Anyhow, like I already wrote, I still think that if we sum the money on HW and installed SW and FW royalties, plus the royalties on discs, plus the value of MS endorsing and helping spreading the standard (relative value further increased by the fact that during the format war MS was instead fighting AGAINST BD), the benefit for Sony is far bigger than those hundreds million $.

This article from 2008 speculates:

"The royalties will be split among several players, said Doherty.

Blu-ray has a lot of grandfathers. A lot of people call it a Sony standard but by our estimates Sony doesn't even have 30 percent of the IP," Doherty said. The top four intellectual property holders are likely Sony, Panasonic, Pioneer, and Warner."

http://news.cnet.com/8301-10784_3-9874317-7.html

"Sony doesn't even have 30 percent" sounds to me like they could be somewhat close to that number.

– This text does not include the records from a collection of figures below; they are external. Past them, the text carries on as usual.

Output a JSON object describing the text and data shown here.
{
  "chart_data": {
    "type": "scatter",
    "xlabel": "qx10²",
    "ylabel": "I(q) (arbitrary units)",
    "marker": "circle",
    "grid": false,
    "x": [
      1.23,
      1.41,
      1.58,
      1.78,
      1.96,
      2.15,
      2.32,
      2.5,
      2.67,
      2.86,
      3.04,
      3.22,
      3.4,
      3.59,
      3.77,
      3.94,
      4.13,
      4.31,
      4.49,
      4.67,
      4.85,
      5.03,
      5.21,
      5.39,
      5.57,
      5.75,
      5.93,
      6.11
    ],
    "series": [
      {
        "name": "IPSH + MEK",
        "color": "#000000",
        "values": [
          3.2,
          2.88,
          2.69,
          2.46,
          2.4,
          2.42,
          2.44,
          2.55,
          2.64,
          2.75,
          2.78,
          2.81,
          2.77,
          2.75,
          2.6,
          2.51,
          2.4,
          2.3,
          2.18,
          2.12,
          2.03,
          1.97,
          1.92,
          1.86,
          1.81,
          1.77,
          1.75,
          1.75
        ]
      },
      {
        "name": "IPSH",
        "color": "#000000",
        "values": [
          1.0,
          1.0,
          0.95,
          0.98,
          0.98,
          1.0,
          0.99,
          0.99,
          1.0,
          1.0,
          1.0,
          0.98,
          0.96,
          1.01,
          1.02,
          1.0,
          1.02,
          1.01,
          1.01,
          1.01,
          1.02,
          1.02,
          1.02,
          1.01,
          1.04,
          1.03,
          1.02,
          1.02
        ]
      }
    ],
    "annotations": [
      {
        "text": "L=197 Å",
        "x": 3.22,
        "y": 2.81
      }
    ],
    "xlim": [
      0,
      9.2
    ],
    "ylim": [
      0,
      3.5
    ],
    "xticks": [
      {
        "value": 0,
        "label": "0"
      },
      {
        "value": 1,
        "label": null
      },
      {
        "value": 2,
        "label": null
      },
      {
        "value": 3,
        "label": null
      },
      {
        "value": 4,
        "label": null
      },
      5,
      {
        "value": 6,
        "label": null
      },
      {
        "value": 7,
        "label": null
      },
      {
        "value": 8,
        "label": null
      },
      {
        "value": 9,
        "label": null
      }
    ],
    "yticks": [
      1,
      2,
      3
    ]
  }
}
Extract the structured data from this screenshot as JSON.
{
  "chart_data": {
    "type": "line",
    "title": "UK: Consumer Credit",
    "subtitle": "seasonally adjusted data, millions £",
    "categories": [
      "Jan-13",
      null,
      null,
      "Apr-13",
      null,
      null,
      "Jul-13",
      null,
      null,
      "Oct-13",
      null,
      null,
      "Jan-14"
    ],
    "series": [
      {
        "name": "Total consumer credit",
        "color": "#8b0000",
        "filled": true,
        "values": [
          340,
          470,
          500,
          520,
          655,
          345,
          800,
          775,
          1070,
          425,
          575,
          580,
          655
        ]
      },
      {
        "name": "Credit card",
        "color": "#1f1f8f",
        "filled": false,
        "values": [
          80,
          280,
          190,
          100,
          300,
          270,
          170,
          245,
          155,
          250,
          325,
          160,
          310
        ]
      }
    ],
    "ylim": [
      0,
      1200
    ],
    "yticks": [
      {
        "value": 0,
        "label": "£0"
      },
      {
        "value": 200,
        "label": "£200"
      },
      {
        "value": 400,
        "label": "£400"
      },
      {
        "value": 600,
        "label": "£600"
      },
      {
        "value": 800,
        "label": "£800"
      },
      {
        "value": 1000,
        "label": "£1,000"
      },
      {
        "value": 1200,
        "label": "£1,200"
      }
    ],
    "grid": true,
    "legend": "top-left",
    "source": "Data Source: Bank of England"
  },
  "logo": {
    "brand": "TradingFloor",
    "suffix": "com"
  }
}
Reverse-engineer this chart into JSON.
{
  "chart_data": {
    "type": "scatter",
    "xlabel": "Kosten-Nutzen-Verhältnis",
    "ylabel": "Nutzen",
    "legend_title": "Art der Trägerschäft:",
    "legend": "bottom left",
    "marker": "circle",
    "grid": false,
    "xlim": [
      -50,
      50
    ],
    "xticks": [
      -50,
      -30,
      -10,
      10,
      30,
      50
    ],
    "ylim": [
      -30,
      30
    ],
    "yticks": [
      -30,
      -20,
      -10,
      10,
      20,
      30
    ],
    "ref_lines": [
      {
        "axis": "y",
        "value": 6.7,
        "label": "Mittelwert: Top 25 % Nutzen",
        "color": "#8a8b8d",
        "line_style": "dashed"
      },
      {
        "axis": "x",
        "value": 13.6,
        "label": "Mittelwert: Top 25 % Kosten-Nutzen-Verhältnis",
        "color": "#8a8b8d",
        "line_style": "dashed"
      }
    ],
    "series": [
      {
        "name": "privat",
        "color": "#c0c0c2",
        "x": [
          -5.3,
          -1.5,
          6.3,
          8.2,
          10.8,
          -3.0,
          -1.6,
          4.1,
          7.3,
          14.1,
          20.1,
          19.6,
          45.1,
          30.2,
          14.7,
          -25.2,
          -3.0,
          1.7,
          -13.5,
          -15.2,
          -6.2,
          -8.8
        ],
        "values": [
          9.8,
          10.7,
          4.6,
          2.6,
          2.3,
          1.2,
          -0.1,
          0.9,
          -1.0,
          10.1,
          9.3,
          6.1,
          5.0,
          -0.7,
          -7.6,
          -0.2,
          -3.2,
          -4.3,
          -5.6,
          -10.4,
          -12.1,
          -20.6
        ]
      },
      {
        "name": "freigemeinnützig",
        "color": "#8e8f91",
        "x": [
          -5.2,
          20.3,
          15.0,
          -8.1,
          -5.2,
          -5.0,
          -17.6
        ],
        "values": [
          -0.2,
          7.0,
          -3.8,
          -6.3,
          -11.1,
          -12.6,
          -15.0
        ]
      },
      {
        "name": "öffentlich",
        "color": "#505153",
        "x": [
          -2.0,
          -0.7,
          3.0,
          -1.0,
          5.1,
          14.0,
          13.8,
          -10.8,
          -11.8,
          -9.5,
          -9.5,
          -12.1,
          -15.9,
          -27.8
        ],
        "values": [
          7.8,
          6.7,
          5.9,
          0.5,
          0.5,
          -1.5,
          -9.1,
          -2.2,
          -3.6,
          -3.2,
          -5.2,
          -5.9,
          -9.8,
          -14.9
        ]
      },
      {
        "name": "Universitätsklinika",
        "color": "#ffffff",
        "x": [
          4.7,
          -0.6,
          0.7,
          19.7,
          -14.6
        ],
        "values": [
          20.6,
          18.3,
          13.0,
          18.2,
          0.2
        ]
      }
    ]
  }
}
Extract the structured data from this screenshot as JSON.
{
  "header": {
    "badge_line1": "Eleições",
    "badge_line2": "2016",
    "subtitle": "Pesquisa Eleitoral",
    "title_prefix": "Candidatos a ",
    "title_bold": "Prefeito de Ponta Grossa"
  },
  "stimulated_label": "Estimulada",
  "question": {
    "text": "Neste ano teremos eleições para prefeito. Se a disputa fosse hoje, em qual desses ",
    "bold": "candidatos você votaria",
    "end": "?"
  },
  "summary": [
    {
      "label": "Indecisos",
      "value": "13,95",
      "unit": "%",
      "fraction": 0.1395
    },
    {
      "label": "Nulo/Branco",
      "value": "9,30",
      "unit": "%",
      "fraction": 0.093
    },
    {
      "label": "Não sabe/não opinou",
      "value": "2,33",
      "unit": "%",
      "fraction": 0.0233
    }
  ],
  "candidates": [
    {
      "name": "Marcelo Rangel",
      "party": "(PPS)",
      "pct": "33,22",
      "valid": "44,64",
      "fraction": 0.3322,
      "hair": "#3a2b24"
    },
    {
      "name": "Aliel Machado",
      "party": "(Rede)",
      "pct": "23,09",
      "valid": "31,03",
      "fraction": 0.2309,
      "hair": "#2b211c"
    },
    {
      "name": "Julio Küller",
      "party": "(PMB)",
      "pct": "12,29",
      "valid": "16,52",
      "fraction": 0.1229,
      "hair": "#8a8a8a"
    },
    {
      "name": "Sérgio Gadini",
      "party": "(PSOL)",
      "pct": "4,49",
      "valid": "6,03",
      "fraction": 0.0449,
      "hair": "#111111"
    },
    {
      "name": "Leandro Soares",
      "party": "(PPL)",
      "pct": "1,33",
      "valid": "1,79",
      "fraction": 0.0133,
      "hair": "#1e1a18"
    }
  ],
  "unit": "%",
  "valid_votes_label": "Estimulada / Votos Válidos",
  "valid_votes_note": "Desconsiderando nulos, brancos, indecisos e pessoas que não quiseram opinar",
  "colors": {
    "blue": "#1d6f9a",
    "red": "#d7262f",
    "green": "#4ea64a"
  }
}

Even counting only the 9 initial members and taking into account those four were the top IP holders, they'd have to divide a share smaller than 100%, as the others members have a share too. Then you must add the other 9 members that entered later, each one giving its big or little contribution. TDK gave a big one, amongst its tech contributions there was one for hardening the external layer of the discs enough to not require a cartridge. Then there is Oracle, owner of Java, used as basis for BD-J. Then there are the patents cross-licensed on audio and video codecs, processing and filters. Then there is one of the most important techs in BD, and its most iconic, the blue laser diode itself, Sony owns part of the techs of one of the most widespread implementations, but it isn't the sole owner of it and it hasn't exclusive rights on it, this contributes to further divide royalties on the most important patents of the standard. And all this just to mention the most known contributions. "Doesn't even have 30%" doesn't necessarily mean "close to 30%", it depends on the context, and this one was quite negative, about denying that BD was a mainly Sony-owned standard. Add that he wrote "the top four are LIKELY", not surely and implying their share exceed the one of others but not overwhelmingly. Anyhow, as I wrote, stretching Sony's estimated share to 20% starts being in the difficult range, but not impossible or unlikely, stretching it further becomes unlikely. We are still in the same order of magnitude for the estimate, anyhow, unlike those that underestimate Sony's share putting it around or below 10% and underestimating the royalties due on each console too, making the order of magnitude drop from hundreds to tens million $. Anyhow, as I wrote, MS adoption of BD will probably help Sony in a far larger measure than the money directly given to it.